17-year-old girl
I will soon celebrate my 18th birthday. I was invited to Datteln. I turned twelve there. The doctor explained to us that pain is remembered in the brain. In this way you always expect pain and you live in fear. This interested me a lot.
I’ve had bad pain since birth.
Now I’m supposed to show on a smiley-Motzy scale how badly my blisters hurt. I can’t speak because I am deaf.
For me pain has been normal since I was small, also the especially bad kind that goes with taking bandages off open blisters, with bathing and bandaging anew. Usual, but hellish!
Every evening black fear came, also for my parents and siblings. For every day my whole body bandage has to be newly done, my whole life long. The big, open, bleeding blisters are especially on my back. If they are inflamed or want to heal, they itch terribly. Only my head and hands are free to the air.

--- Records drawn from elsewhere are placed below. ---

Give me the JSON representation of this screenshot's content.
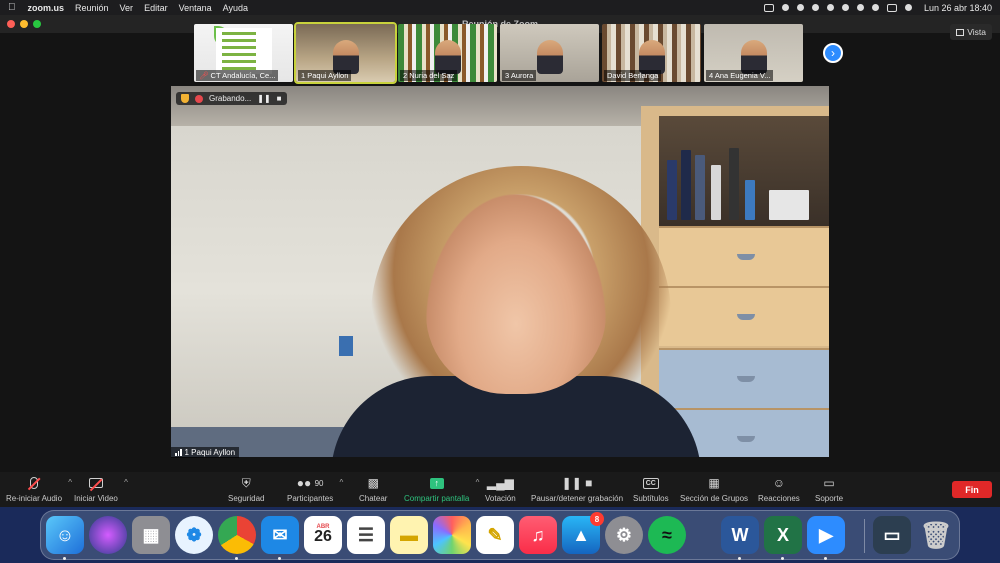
{
  "menubar": {
    "app_name": "zoom.us",
    "items": [
      "Reunión",
      "Ver",
      "Editar",
      "Ventana",
      "Ayuda"
    ],
    "datetime": "Lun 26 abr  18:40"
  },
  "window": {
    "title": "Reunión de Zoom"
  },
  "view_button": "Vista",
  "thumbnails": [
    {
      "name": "CT Andalucía, Ce...",
      "muted": true
    },
    {
      "name": "1 Paqui Ayllon",
      "muted": false
    },
    {
      "name": "2 Nuria del Saz",
      "muted": false
    },
    {
      "name": "3 Aurora",
      "muted": false
    },
    {
      "name": "David Berlanga",
      "muted": false
    },
    {
      "name": "4 Ana Eugenia V...",
      "muted": false
    }
  ],
  "recording": {
    "label": "Grabando..."
  },
  "speaker_label": "1 Paqui Ayllon",
  "toolbar": {
    "mic": "Re-iniciar Audio",
    "video": "Iniciar Video",
    "security": "Seguridad",
    "participants": "Participantes",
    "participants_count": "90",
    "chat": "Chatear",
    "share": "Compartir pantalla",
    "poll": "Votación",
    "record": "Pausar/detener grabación",
    "subtitles": "Subtítulos",
    "breakout": "Sección de Grupos",
    "reactions": "Reacciones",
    "support": "Soporte",
    "end": "Fin",
    "cc": "CC"
  },
  "dock": {
    "calendar_month": "ABR",
    "calendar_day": "26",
    "appstore_badge": "8",
    "word_letter": "W",
    "excel_letter": "X"
  },
  "colors": {
    "accent_blue": "#2d8cff",
    "share_green": "#2ec27e",
    "end_red": "#e02828"
  }
}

My dad never wanted other people to see my blisters or my pain. I never had kids over to play or make nonsense. So I’ve always been happy whenever someone has been friendly to me. I looked at them happily. My pain was always a secret.
I like to wear nice fashionable clothes. I cover my awful skin with them and hide my blisters that are everywhere. New ones come daily. The epidermolysis bullosa is getting worse, everyone can see it on my hands.
Once before my twelfth birthday the doctor from Datteln came to our home in Krefeld and watched as I was bathed and bandaged. Then I was invited with my mom to the Children’s Pain Clinic in Datteln for two weeks. Since then I take pain medication for day time and extra strong ones for bandaging.
How cool and exciting it was all of a sudden! I wanted to explain: I felt so good! Because I don’t have words or a voice, I painted it. My grandma likes to help me explain, she understands my gestures. She said to my picture: “Yes, as beautiful as Christmas!” For I painted a Christmas tree with a whole lot of golden balls and a house that shone from every crack, window and door, yes, even from the roof and from the cellar.
Since then I can play, travel, learn, visit, ride a bike around the lake, fool around with my younger brother, argue with my big sister, help my mom. Fear is gone, it almost never comes anymore; I reflect a lot.
Because I always had such bad pain, I often terrorized my family. They had to do everything that I wanted so I would be happy. I can still do that! But now I prefer to do other things that I enjoy. My dad always helps me. My mom is good at bandaging. My siblings find me nicer now. Now my skin doesn’t feel so angry, sometimes even good. I like it when Grandma dribbles her fingers lightly over my back. It’s like music that I can feel.
I have dictated my story to my Grandma with gestures. I can write by myself, but not such a long story.